2. Description of Prior Arts
A liquid crystal display device is employed as a display device of various electronic devices such as a laptop-type or a note-book-type portable personal computer, a word processor, a portable TV, a video camera or the like since it is thin, light and consumes little power.
Such a liquid crystal display device (LCD device) generally comprises a liquid crystal display (LCD) composed of a liquid crystal display panel (LCD panel) provided with a plurality of liquid crystal pixels arranged as a matrix and display electrodes corresponding to the liquid crystal pixels and a driving circuit for driving the liquid crystal pixels under time-sharing control, namely, for time-sharing matrix driving the liquid crystal pixels by successively applying control signals corresponding to the image data to the display electrodes forming each line of the image data; and, a display controller for outputting the image data and synchronous signals to the driving circuit.

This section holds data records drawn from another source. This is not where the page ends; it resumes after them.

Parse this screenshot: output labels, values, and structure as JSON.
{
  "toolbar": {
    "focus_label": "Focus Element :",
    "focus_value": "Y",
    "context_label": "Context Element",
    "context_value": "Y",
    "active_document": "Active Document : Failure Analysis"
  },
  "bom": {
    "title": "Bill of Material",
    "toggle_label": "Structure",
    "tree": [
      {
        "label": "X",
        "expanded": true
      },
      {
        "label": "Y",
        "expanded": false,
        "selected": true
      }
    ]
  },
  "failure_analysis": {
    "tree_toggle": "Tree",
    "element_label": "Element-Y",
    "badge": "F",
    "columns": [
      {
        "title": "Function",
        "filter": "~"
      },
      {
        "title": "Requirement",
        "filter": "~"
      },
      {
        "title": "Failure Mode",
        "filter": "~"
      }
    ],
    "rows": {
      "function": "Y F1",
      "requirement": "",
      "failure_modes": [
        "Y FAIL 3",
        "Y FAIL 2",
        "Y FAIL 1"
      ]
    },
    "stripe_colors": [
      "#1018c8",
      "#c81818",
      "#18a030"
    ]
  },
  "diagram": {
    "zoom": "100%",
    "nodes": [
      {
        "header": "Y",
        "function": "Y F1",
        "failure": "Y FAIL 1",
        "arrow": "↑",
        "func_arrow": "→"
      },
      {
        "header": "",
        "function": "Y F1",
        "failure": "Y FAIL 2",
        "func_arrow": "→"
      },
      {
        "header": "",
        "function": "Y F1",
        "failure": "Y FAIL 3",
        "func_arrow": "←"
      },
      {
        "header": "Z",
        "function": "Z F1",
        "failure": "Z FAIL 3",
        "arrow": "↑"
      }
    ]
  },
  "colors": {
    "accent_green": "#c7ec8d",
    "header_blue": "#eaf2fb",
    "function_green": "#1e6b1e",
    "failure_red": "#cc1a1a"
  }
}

Moreover, such an LCD device has enlarging function, which is not only effective in fine visibility but also in improvement of contrast or reduction of power consumption.

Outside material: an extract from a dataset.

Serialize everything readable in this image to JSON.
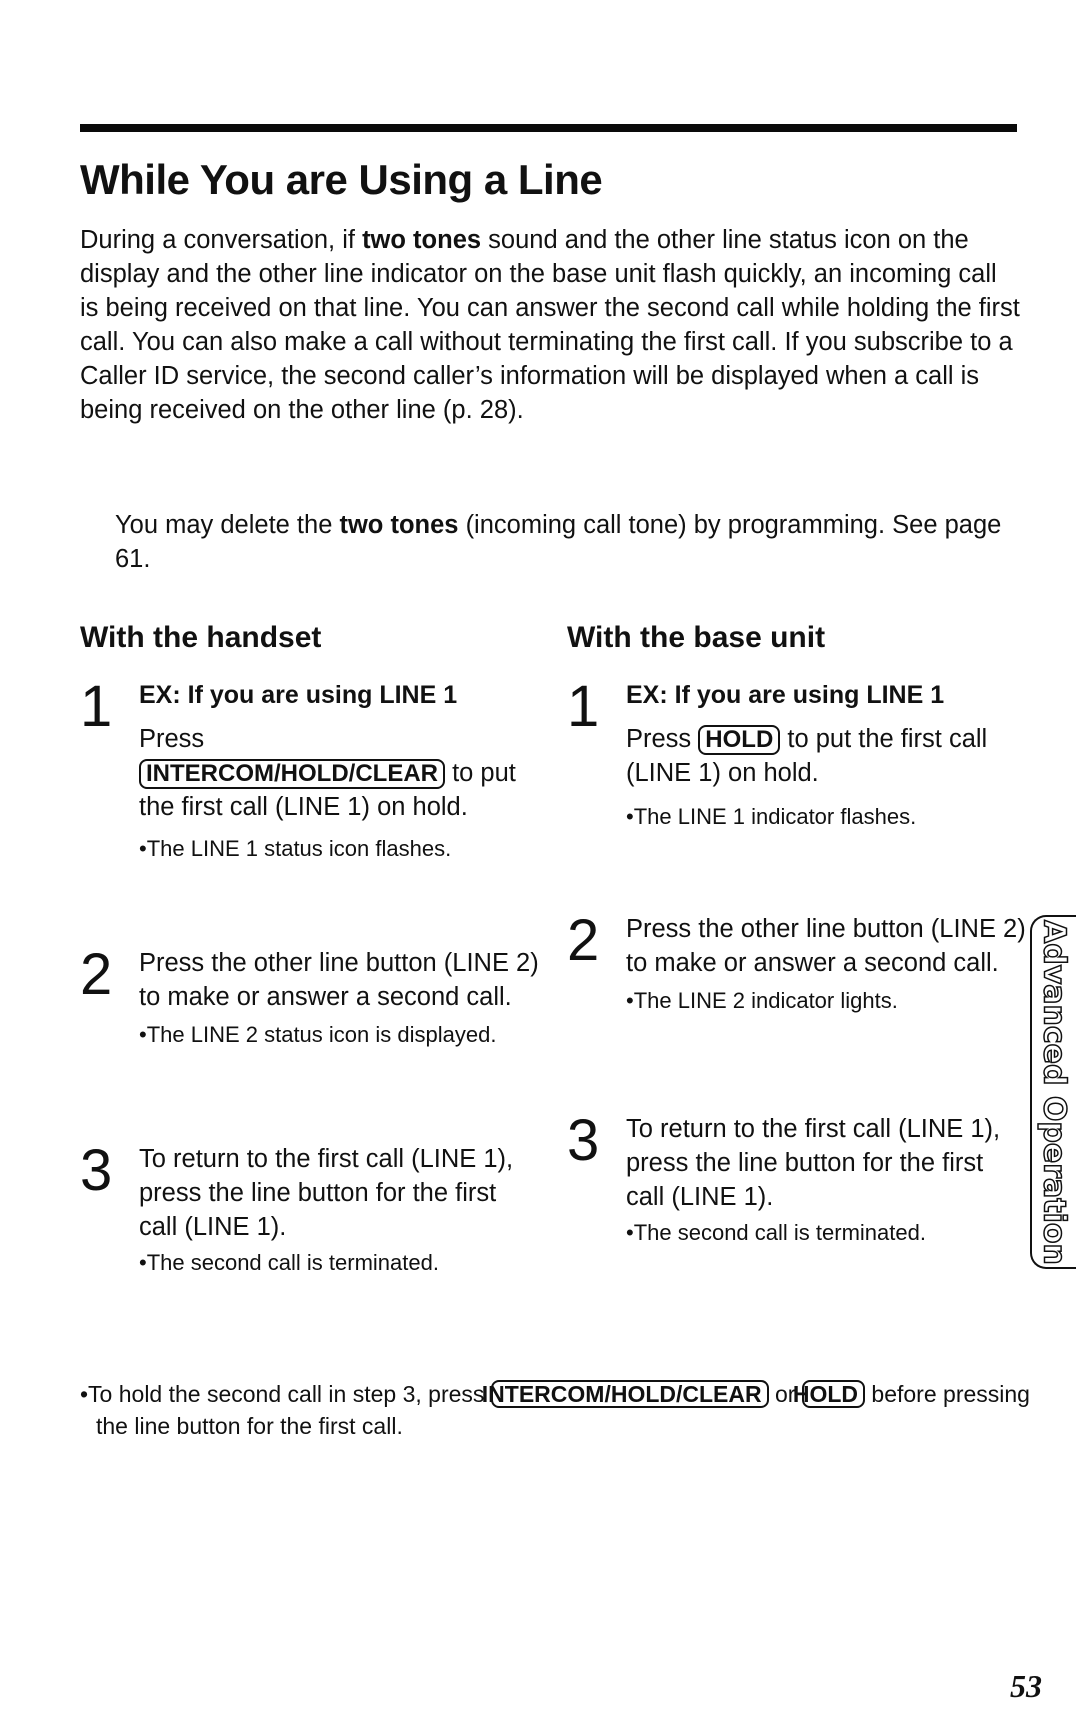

As a result, enlarging display methods have been proposed using the LCD device.
For example, Japanese Patent Laid-Open Publication No. 55-79492 discloses an enlarging display method comprising applying the same driving signal to a plurality of display electrodes in a bunch or unit so as to change the size of the displayed unit of pixels to thereby enlarge a display area. Furthermore, Japanese Patent Laid-Open Publication No. 57-68979 discloses a method of enlarging the display area by N times by increasing the frequency of a scanning clock by N times for time-sharing matrix driving of liquid crystal pixels of an LCD device, and a method of changing display areas by delaying reference signals.
Such conventional enlarging display methods, however, cannot enlargedly display an image from any desired display area of a full-screen area of a display, but normally only an image from, e.g. an upper screen area, can be enlargedly displayed on a full-screen area of a display.

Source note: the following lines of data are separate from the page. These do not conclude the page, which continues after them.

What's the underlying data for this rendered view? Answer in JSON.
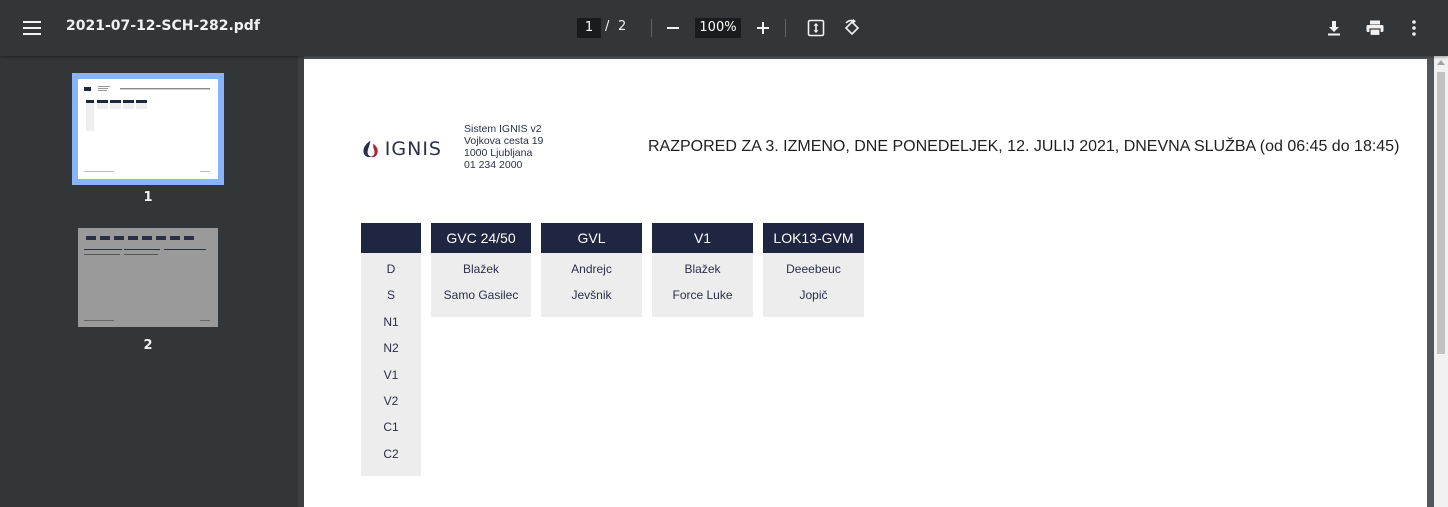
{
  "toolbar": {
    "file_name": "2021-07-12-SCH-282.pdf",
    "current_page": "1",
    "page_separator": "/",
    "total_pages": "2",
    "zoom": "100%",
    "icons": [
      "menu-icon",
      "zoom-out-icon",
      "zoom-in-icon",
      "fit-page-icon",
      "rotate-icon",
      "download-icon",
      "print-icon",
      "more-vert-icon"
    ]
  },
  "thumbnails": [
    {
      "label": "1",
      "selected": true
    },
    {
      "label": "2",
      "selected": false
    }
  ],
  "document": {
    "logo_text": "IGNIS",
    "address_lines": [
      "Sistem IGNIS v2",
      "Vojkova cesta 19",
      "1000 Ljubljana",
      "01 234 2000"
    ],
    "title": "RAZPORED ZA 3. IZMENO, DNE PONEDELJEK, 12. JULIJ 2021, DNEVNA SLUŽBA (od 06:45 do 18:45)",
    "row_labels": [
      "D",
      "S",
      "N1",
      "N2",
      "V1",
      "V2",
      "C1",
      "C2"
    ],
    "columns": [
      {
        "header": "GVC 24/50",
        "cells": [
          "Blažek",
          "Samo Gasilec"
        ]
      },
      {
        "header": "GVL",
        "cells": [
          "Andrejc",
          "Jevšnik"
        ]
      },
      {
        "header": "V1",
        "cells": [
          "Blažek",
          "Force Luke"
        ]
      },
      {
        "header": "LOK13-GVM",
        "cells": [
          "Deeebeuc",
          "Jopič"
        ]
      }
    ]
  },
  "colors": {
    "toolbar_bg": "#323639",
    "header_bg": "#1f2642",
    "cell_bg": "#ededed",
    "thumb_selected": "#8ab4f8",
    "logo_red": "#a8283a"
  }
}
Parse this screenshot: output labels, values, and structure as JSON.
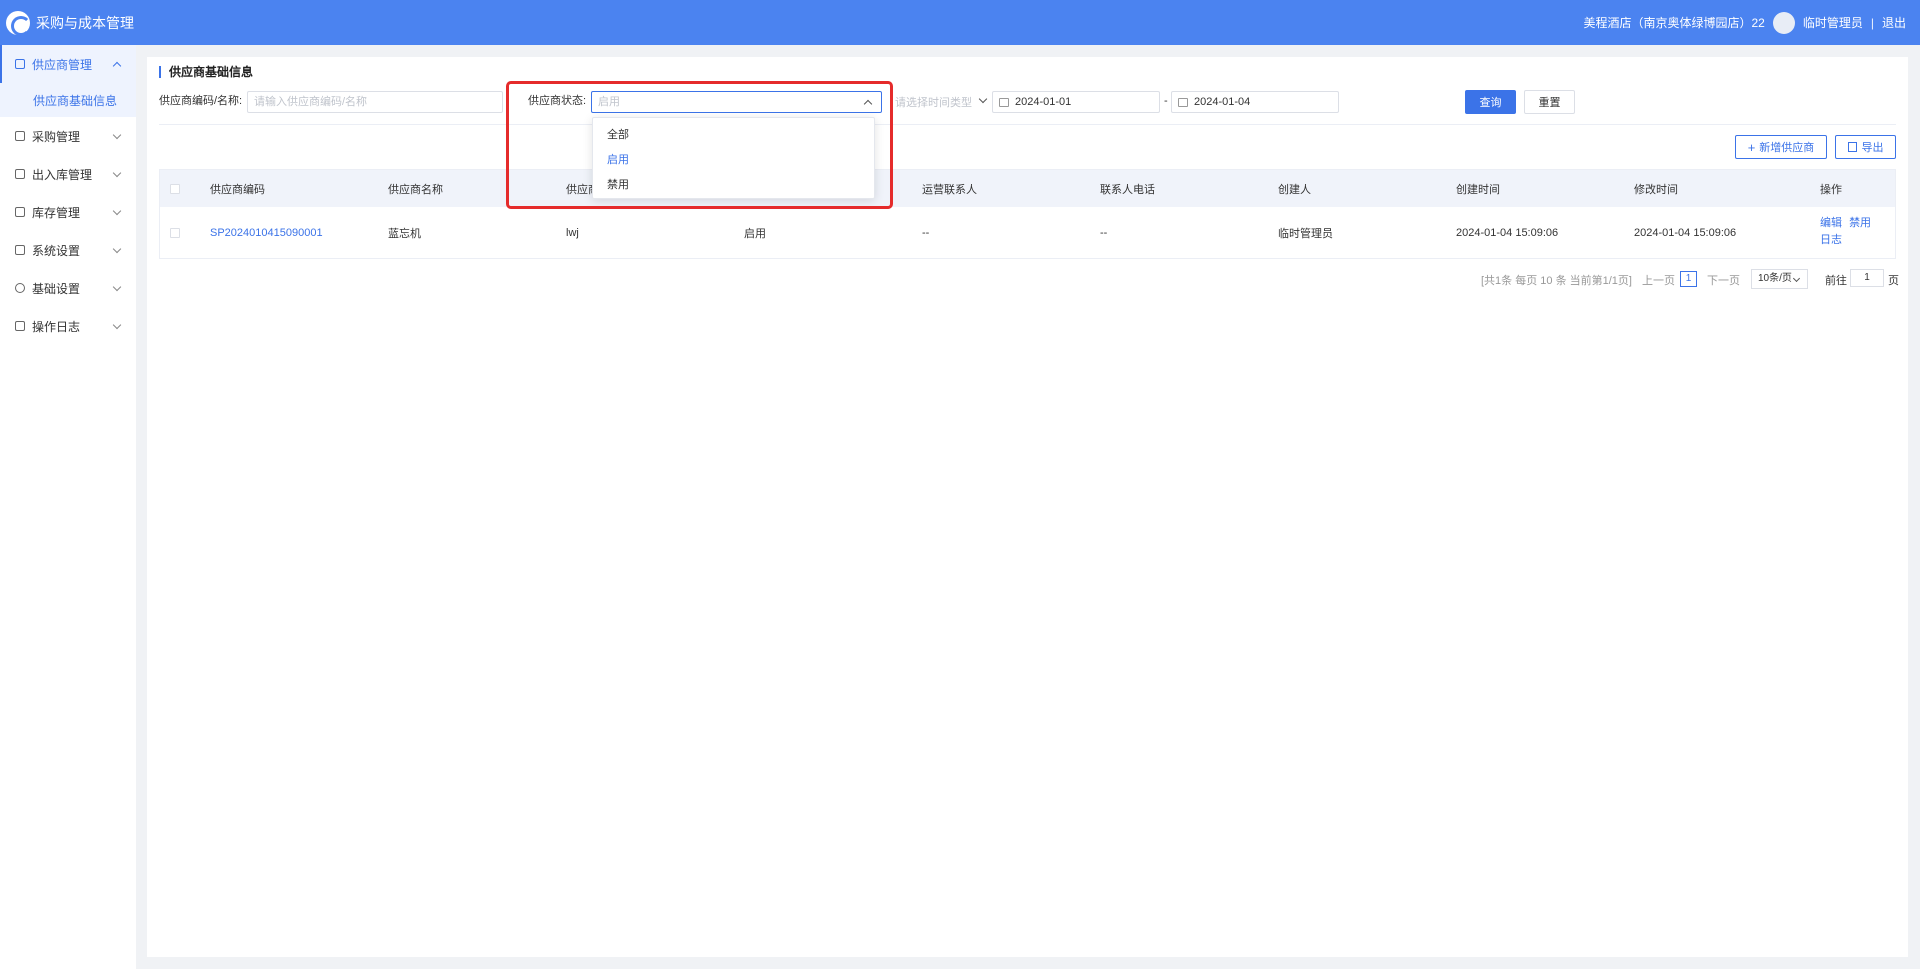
{
  "app": {
    "title": "采购与成本管理"
  },
  "header": {
    "store": "美程酒店（南京奥体绿博园店）22",
    "user": "临时管理员",
    "separator": "|",
    "logout": "退出"
  },
  "sidebar": {
    "items": [
      {
        "label": "供应商管理",
        "open": true,
        "children": [
          "供应商基础信息"
        ]
      },
      {
        "label": "采购管理"
      },
      {
        "label": "出入库管理"
      },
      {
        "label": "库存管理"
      },
      {
        "label": "系统设置"
      },
      {
        "label": "基础设置"
      },
      {
        "label": "操作日志"
      }
    ]
  },
  "page": {
    "title": "供应商基础信息"
  },
  "filters": {
    "code_label": "供应商编码/名称:",
    "code_placeholder": "请输入供应商编码/名称",
    "status_label": "供应商状态:",
    "status_placeholder": "启用",
    "time_type_placeholder": "请选择时间类型",
    "date_from": "2024-01-01",
    "date_sep": "-",
    "date_to": "2024-01-04",
    "query": "查询",
    "reset": "重置"
  },
  "actions": {
    "add": "新增供应商",
    "export": "导出"
  },
  "table": {
    "headers": [
      "供应商编码",
      "供应商名称",
      "供应商",
      "",
      "运营联系人",
      "联系人电话",
      "创建人",
      "创建时间",
      "修改时间",
      "操作"
    ],
    "rows": [
      {
        "code": "SP2024010415090001",
        "name": "蓝忘机",
        "short": "lwj",
        "status": "启用",
        "contact": "--",
        "phone": "--",
        "creator": "临时管理员",
        "created": "2024-01-04 15:09:06",
        "modified": "2024-01-04 15:09:06",
        "op_edit": "编辑",
        "op_disable": "禁用",
        "op_log": "日志"
      }
    ]
  },
  "pagination": {
    "summary": "[共1条 每页 10 条 当前第1/1页]",
    "prev": "上一页",
    "current": "1",
    "next": "下一页",
    "size": "10条/页",
    "goto": "前往",
    "goto_value": "1",
    "page_unit": "页"
  },
  "dropdown": {
    "options": [
      "全部",
      "启用",
      "禁用"
    ],
    "selected": "启用"
  },
  "colors": {
    "primary": "#4b83f0",
    "accent": "#3b73e8",
    "highlight": "#e52b2b"
  }
}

Still furthermore, there is an LCD of a vertically-divided driving system shown in FIG. 14, wherein image data is inputted independently to upper and lower half portions of the LCD.
According to this example, an LCD 1 is provided with an LCD panel 2, which can display image data corresponding to 400 rows of pixels (hereinafter referred to as 400 lines of image data). The LCD 1 independently comprises a 4-bit parallel-input upper data bus 12 for transferring upper side image data corresponding to 200 rows of pixels extending from the 1st through 200th rows (hereinafter referred to as the 1st through 200th image data lines) to be displayed on an upper half portion 2a of the LCD panel 2, and a 4-bit parallel-input lower data bus 13 for transferring a lower side image data corresponding to 200 rows of pixels extending from 201st through 400th rows (hereinafter referred to as 201st through 400th image data lines) to be displayed on a lower half portion 2b of the LCD panel 2.
Synchronous signals for scanning and time-sharing matrix driving each liquid crystal pixel are inputted into the upper half portion 2a and the lower half portion 2b by way of the same bus, i.e., a synchronous bus 14 wherein both upper and lower half portions 2a and 2b are scanned at the same time 200 times per cycle, thereby displaying 400 lines of image data extending from the 1st through 400th lines image data.
Such an LCD had a problem in that when an image from any desired display area of a full-screen area is to be enlarged, the image data is not equally divided into upper and lower side image data so that the enlarged image becomes discontinuous or uneven.